The proof about Cauchy's Integral Formula in Ahlfors' Complex Analysis

Question

On the third edition of Ahlfors' Complex Analysis, page 122 Lemma 3 it states: Now, if we divide the identity by $z-z_0$ and let $z$ tend to $z_0$, the quotient in the first term tends to a derivative which by the induction hypothesis equals $(n-1)F_{n+1}(z_0)$.

I'm confused about it.

We have: \begin{equation*} \lim_{z\rightarrow z_{0}}\frac{1}{z-z_{0}}\left(\int_{\gamma}\frac{\varphi(\zeta)}{(\zeta-z)^{n-1}}d\zeta-\int_{\gamma}\frac{\varphi(\zeta)}{(\zeta-z_{0})^{n-1}}d\zeta\right)=(n-1)\int_{\gamma}\frac{\varphi(\zeta)}{(\zeta-z_{0})^{n}}d\zeta \end{equation*}

But I don't know how to prove: \begin{equation*} \lim_{z\rightarrow z_0}\frac{1}{z-z_0}\left[\int_{\gamma}\frac{\varphi(\zeta)}{(\zeta-z)^{n-1}(\zeta-z_{0})}d\zeta-\int_{\gamma}\frac{\varphi(\zeta)}{(\zeta-z_{0})^{n}}d\zeta\right]=(n-1)\int_{\gamma}\frac{\varphi(\zeta)}{(\zeta-z_{0})^{n+1}}d\zeta \end{equation*}

This a question from Ahlfors' Complex Analysis. I show you the whole context of the question below. I have trouble understanding the statement with red line.

Answer 1

$\newcommand{\d}{\,\mathrm{d}}$Let $\psi:\zeta\mapsto\frac{\varphi(\zeta)}{\zeta-z_0}$, for $\zeta$ in the image of $\gamma$ and $z_0$ fixed not in $\gamma$. This is evidently continuous. Really, it's the same trick that they use to demonstrate differentiability of $F_1$.

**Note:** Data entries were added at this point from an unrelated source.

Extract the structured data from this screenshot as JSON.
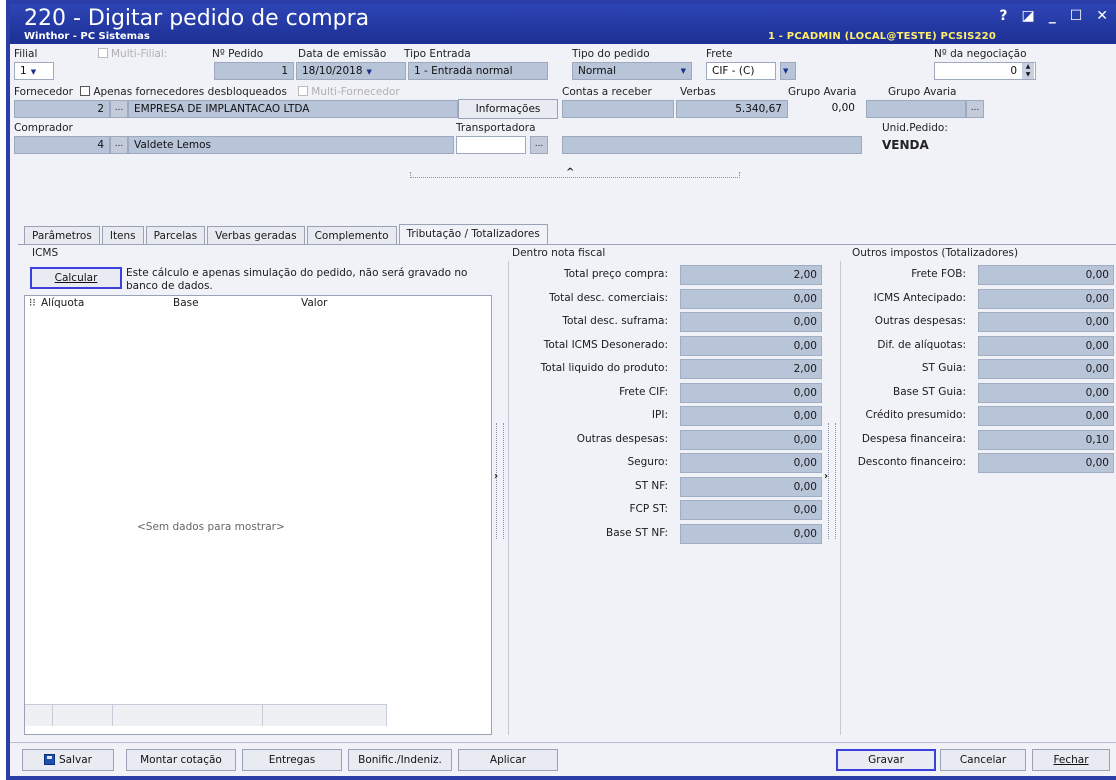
{
  "window": {
    "title": "220 - Digitar pedido de compra",
    "subtitle": "Winthor - PC Sistemas",
    "session": "1 - PCADMIN (LOCAL@TESTE)  PCSIS220",
    "controls": {
      "help": "?",
      "restore": "◪",
      "minimize": "_",
      "maximize": "☐",
      "close": "✕"
    }
  },
  "header": {
    "filial_label": "Filial",
    "filial_value": "1",
    "multi_filial_label": "Multi-Filial:",
    "pedido_label": "Nº Pedido",
    "pedido_value": "1",
    "data_label": "Data de emissão",
    "data_value": "18/10/2018",
    "tipo_entrada_label": "Tipo Entrada",
    "tipo_entrada_value": "1 - Entrada normal",
    "tipo_pedido_label": "Tipo do pedido",
    "tipo_pedido_value": "Normal",
    "frete_label": "Frete",
    "frete_value": "CIF - (C)",
    "negociacao_label": "Nº da negociação",
    "negociacao_value": "0",
    "fornecedor_label": "Fornecedor",
    "apenas_desbloqueados_label": "Apenas fornecedores desbloqueados",
    "multi_fornecedor_label": "Multi-Fornecedor",
    "fornecedor_code": "2",
    "fornecedor_name": "EMPRESA DE IMPLANTACAO LTDA",
    "informacoes_label": "Informações",
    "contas_receber_label": "Contas a receber",
    "verbas_label": "Verbas",
    "verbas_value": "5.340,67",
    "grupo_avaria_label": "Grupo Avaria",
    "grupo_avaria_value": "0,00",
    "grupo_avaria2_label": "Grupo Avaria",
    "comprador_label": "Comprador",
    "comprador_code": "4",
    "comprador_name": "Valdete Lemos",
    "transportadora_label": "Transportadora",
    "unid_pedido_label": "Unid.Pedido:",
    "unid_pedido_value": "VENDA",
    "ellipsis": "..."
  },
  "tabs": [
    {
      "label": "Parâmetros"
    },
    {
      "label": "Itens"
    },
    {
      "label": "Parcelas"
    },
    {
      "label": "Verbas geradas"
    },
    {
      "label": "Complemento"
    },
    {
      "label": "Tributação / Totalizadores"
    }
  ],
  "icms": {
    "title": "ICMS",
    "calcular_label": "Calcular",
    "note": "Este cálculo e apenas  simulação do pedido, não será gravado no banco de dados.",
    "columns": [
      "Alíquota",
      "Base",
      "Valor"
    ],
    "empty": "<Sem dados para mostrar>"
  },
  "dentro_nota": {
    "title": "Dentro nota fiscal",
    "rows": [
      {
        "label": "Total preço compra:",
        "value": "2,00"
      },
      {
        "label": "Total desc. comerciais:",
        "value": "0,00"
      },
      {
        "label": "Total desc. suframa:",
        "value": "0,00"
      },
      {
        "label": "Total ICMS Desonerado:",
        "value": "0,00"
      },
      {
        "label": "Total liquido do produto:",
        "value": "2,00"
      },
      {
        "label": "Frete CIF:",
        "value": "0,00"
      },
      {
        "label": "IPI:",
        "value": "0,00"
      },
      {
        "label": "Outras despesas:",
        "value": "0,00"
      },
      {
        "label": "Seguro:",
        "value": "0,00"
      },
      {
        "label": "ST NF:",
        "value": "0,00"
      },
      {
        "label": "FCP ST:",
        "value": "0,00"
      },
      {
        "label": "Base ST NF:",
        "value": "0,00"
      }
    ]
  },
  "outros": {
    "title": "Outros impostos (Totalizadores)",
    "rows": [
      {
        "label": "Frete FOB:",
        "value": "0,00"
      },
      {
        "label": "ICMS Antecipado:",
        "value": "0,00"
      },
      {
        "label": "Outras despesas:",
        "value": "0,00"
      },
      {
        "label": "Dif. de alíquotas:",
        "value": "0,00"
      },
      {
        "label": "ST Guia:",
        "value": "0,00"
      },
      {
        "label": "Base ST Guia:",
        "value": "0,00"
      },
      {
        "label": "Crédito presumido:",
        "value": "0,00"
      },
      {
        "label": "Despesa financeira:",
        "value": "0,10"
      },
      {
        "label": "Desconto financeiro:",
        "value": "0,00"
      }
    ]
  },
  "footer": {
    "salvar": "Salvar",
    "montar_cotacao": "Montar cotação",
    "entregas": "Entregas",
    "bonific": "Bonific./Indeniz.",
    "aplicar": "Aplicar",
    "gravar": "Gravar",
    "cancelar": "Cancelar",
    "fechar": "Fechar"
  }
}
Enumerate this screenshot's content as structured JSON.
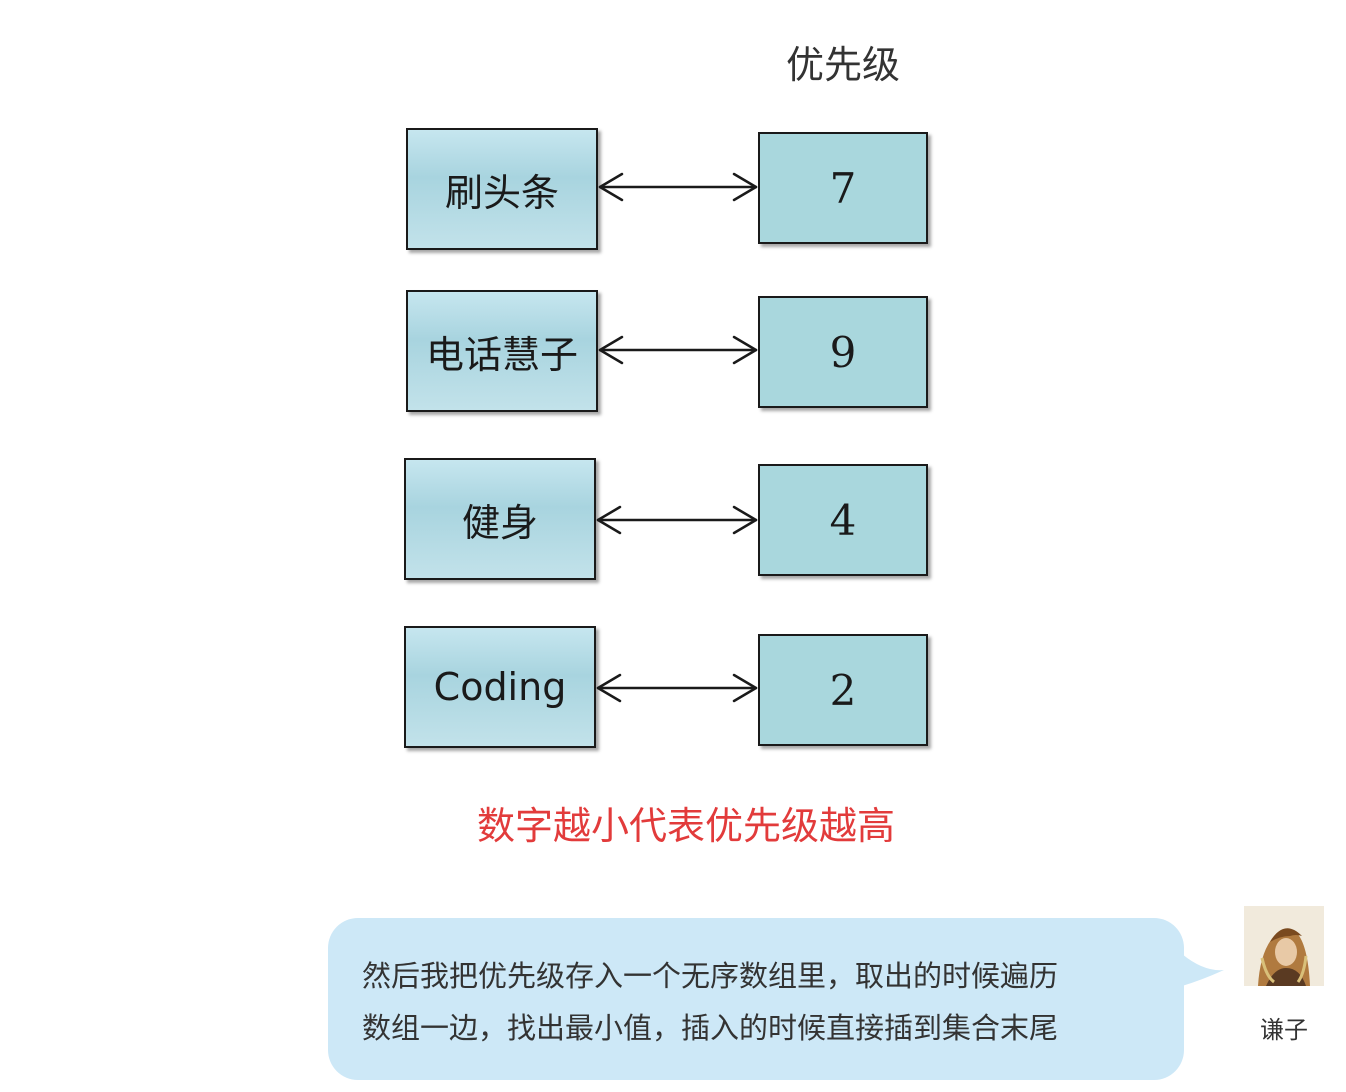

$$\begin{align}&\quad\frac{1}{z-z_0}\left[\oint_\gamma\frac{\varphi(\zeta)}{(\zeta-z)^{n-1}(\zeta-z_0)}\d\zeta-\oint_\gamma\frac{\varphi(\zeta)}{(\zeta-z_0)^n}\d\zeta\right]\\&=\frac{1}{z-z_0}\left[\oint_\gamma\frac{\varphi(\zeta)}{(\zeta-z)^{n-1}(\zeta-z_0)}\d\zeta-\oint_\gamma\frac{\varphi(\zeta)}{(\zeta-z_0)^{n-1}(\zeta-z_0)}\d\zeta\right]\\&=\frac{1}{z-z_0}\left[\oint_\gamma\frac{\psi(\zeta)}{(\zeta-z)^{n-1}}\d\zeta-\oint_\gamma\frac{\psi(\zeta)}{(\zeta-z_0)^{n-1}}\d\zeta\right]\\&=\frac{F_{n-1}(z;\psi)-F_{n-1}(z_0;\psi)}{z-z_0}\\&\overset{\text{induction}}{\longrightarrow}(n-1)F_n(z_0;\psi)\\&=(n-1)\oint_\gamma\frac{\psi(\zeta)}{(\zeta-z_0)^n}\d\zeta\\&=(n-1)\oint_\gamma\frac{\varphi(\zeta)}{(\zeta-z_0)^{n+1}}\d\zeta\\&=(n-1)F_{n+1}(z_0;\varphi)\end{align}$$As desired. In sum, we get $F'_n(z_0;\varphi)$ exists and equals $(n-1)F_{n+1}(z_0;\varphi)+F_{n+1}(z_0;\varphi)=nF_{n+1}(z_0;\varphi)$ as desired.

By induction, we obtain the crucial result (for continuous $\varphi$ defined on a continuous curve $\gamma$ and $z$ not in the trace of $\gamma$): $$\frac{\mathrm{d}^n}{\mathrm{d}z^n}\oint_\gamma\frac{\varphi(\zeta)}{\zeta-z}\d\zeta=n!\cdot\oint_\gamma\frac{\varphi(\zeta)}{(\zeta-z)^{n+1}}\d\zeta$$Demonstrating (using estimates similar to those used to demonstrate differentiability of $F_1$) analyticity of $F_0$.